The event allowed members of the general public to be introduced to the company's latest product, Google Glass—a computing system built on an eyeglass frame— and to spend a few minutes trying out a headset. Before Saturday, Glass had been used only by select testers and developers. Interest for the event was strong, with hundreds of attendees.
Durham was chosen as the tour's first location due to the research technology community in the area, said Devin Buell, a Glass guide lead and Glass program manager.
“Durham is a tech hub for innovation with the Research Triangle Park and all the other startups that you guys have out of here,” Buell said. “Google has a big presence—we have a datacenter in Lenoir and an office in Chapel Hill…. It was kind of a natural fit.”
Glass is a small computer with a projector and a prism mounted on a titanium eyeglass frame. It allows the wearer to see a virtual screen in their field of view and has voice, touch and movement controls, according to information given at the event.
“What we try to do with Glass is try to get people away from their phones and have them live in the moment,” said Glass Guide Laura Lin.
Although Glass might seem like an extra distraction, wearing the product as opposed to depending on a phone allows people to be more engaged with their surroundings, Lin said.

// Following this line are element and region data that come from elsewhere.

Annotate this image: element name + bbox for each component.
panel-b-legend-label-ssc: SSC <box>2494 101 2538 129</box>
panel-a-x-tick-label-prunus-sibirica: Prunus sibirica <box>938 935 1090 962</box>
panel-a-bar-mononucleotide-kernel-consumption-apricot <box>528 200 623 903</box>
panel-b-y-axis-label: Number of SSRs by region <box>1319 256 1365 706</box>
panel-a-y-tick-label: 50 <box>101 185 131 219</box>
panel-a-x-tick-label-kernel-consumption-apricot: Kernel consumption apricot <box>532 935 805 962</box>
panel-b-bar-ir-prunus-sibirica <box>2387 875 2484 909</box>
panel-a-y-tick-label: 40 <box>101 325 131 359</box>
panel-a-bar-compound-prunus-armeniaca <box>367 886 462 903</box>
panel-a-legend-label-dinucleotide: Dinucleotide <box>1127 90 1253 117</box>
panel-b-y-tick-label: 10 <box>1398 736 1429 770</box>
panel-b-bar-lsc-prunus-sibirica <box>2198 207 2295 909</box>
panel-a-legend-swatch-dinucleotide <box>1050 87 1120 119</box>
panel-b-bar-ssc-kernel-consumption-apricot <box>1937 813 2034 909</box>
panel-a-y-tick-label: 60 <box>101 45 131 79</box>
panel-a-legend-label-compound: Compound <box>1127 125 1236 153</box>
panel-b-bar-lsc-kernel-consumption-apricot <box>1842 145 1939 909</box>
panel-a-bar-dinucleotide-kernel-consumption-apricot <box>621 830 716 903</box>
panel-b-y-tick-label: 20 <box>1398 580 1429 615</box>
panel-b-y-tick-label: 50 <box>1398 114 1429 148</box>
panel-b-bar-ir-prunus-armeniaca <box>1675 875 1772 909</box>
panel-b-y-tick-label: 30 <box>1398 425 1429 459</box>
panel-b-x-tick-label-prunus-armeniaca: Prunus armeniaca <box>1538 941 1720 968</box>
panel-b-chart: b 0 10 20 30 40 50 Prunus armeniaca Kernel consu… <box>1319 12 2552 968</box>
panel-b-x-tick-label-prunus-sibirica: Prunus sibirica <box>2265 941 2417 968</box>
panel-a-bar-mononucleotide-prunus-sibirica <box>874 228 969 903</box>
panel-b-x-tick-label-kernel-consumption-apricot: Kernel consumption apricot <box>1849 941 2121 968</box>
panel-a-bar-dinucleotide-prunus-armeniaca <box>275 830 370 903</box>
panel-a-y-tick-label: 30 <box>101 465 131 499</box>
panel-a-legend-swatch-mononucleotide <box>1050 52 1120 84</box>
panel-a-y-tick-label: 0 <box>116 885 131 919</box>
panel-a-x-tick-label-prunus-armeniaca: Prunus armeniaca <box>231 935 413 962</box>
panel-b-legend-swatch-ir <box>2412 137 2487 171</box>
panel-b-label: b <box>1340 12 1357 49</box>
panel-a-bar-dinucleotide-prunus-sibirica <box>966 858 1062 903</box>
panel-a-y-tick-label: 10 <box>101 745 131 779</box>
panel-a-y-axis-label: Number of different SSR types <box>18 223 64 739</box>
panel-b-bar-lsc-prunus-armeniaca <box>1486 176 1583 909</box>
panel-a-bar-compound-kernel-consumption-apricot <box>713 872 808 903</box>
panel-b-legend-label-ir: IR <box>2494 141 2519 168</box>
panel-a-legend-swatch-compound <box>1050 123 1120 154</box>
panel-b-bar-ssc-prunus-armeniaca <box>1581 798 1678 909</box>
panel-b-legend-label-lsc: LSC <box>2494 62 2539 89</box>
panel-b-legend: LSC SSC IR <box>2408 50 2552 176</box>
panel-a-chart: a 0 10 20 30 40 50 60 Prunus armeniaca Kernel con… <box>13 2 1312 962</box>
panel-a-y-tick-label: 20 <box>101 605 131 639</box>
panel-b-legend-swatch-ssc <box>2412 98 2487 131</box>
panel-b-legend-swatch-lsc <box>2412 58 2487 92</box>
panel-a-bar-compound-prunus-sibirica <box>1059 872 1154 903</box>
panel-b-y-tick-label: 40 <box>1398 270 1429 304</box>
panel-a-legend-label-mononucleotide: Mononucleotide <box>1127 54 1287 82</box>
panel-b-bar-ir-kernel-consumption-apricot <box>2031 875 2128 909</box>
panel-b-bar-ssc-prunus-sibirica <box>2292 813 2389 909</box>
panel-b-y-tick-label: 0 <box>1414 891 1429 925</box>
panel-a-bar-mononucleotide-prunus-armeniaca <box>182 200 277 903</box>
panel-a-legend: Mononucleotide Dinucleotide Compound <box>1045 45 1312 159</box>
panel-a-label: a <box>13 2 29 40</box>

Glass is designed to be both immersive and peripheral at the same time. It is light enough that the wearer does not notice it after the first few seconds but it is available for use at any instant, The Chronicle's reporter found from using the device. Images are projected into a prism placed in front of the eye, allowing the wearer to see images as if they were in the upper-right portion of their field of view. The headsets respond to voice commands, head movements and finger gestures from a touchpad on the side of the headset.
Google has had about 10,000 “explorers” use Glass up until this point, Buell said. They are both testing the product and developing applications for it. Google does plan to make the product public in the near future, probably some time next year, Buell noted.
“We want to get it out there," he said. "It’s not something we only keep in the hands of explorers. It’s definitely going to be public."
The Durham event was a first step in that direction. Buell said that Google chose to start their Glass tour in Durham not only because of the Research Triangle's technology community and Google’s own presence nearby, but also the proximity to universities such as Duke and the University of North Carolina at Chapel Hill.
At the Durham event, attendees who had signed up in advance were given an overview of the Glass project by Glass Guides, instructed in how to use Glass and then allowed to put on a Glass headset for about seven minutes. Attendees tried Google searches, took pictures using Glass’ built in camera and tried out the navigation feature.
Attendance was high, with long lines forming at the door. Sign-ups closed several days before the event due to high demand. Most attendees appeared to be impressed with Glass.
“I thought it was awesome,” Nick Fulton, an employee at UNC, said.
The product was not perfect, however. In one demonstration, a Guide asked Glass to provide the score of the UNC-Virginia Tech football game—but the score for another game was pulled up instead.
Some attendees said that they had ideas for other possible applications and uses.
“It looks pretty interesting,” event attendee Randall Stroud said. “I’d like to try this synced with my phone, but today was sort of limited in what we were allowed to do.”
Ryan York, a Raleigh resident who works with law enforcement technology, said he saw great potential for the device.
“I see what it’s going to do and how it’s going to help us, mainly in respect to grouping information together and making it useful,” he said. “It would be very interesting if you and I were talking and I wanted your contact information and I could bring up your name, take a picture of you and automatically look you up.”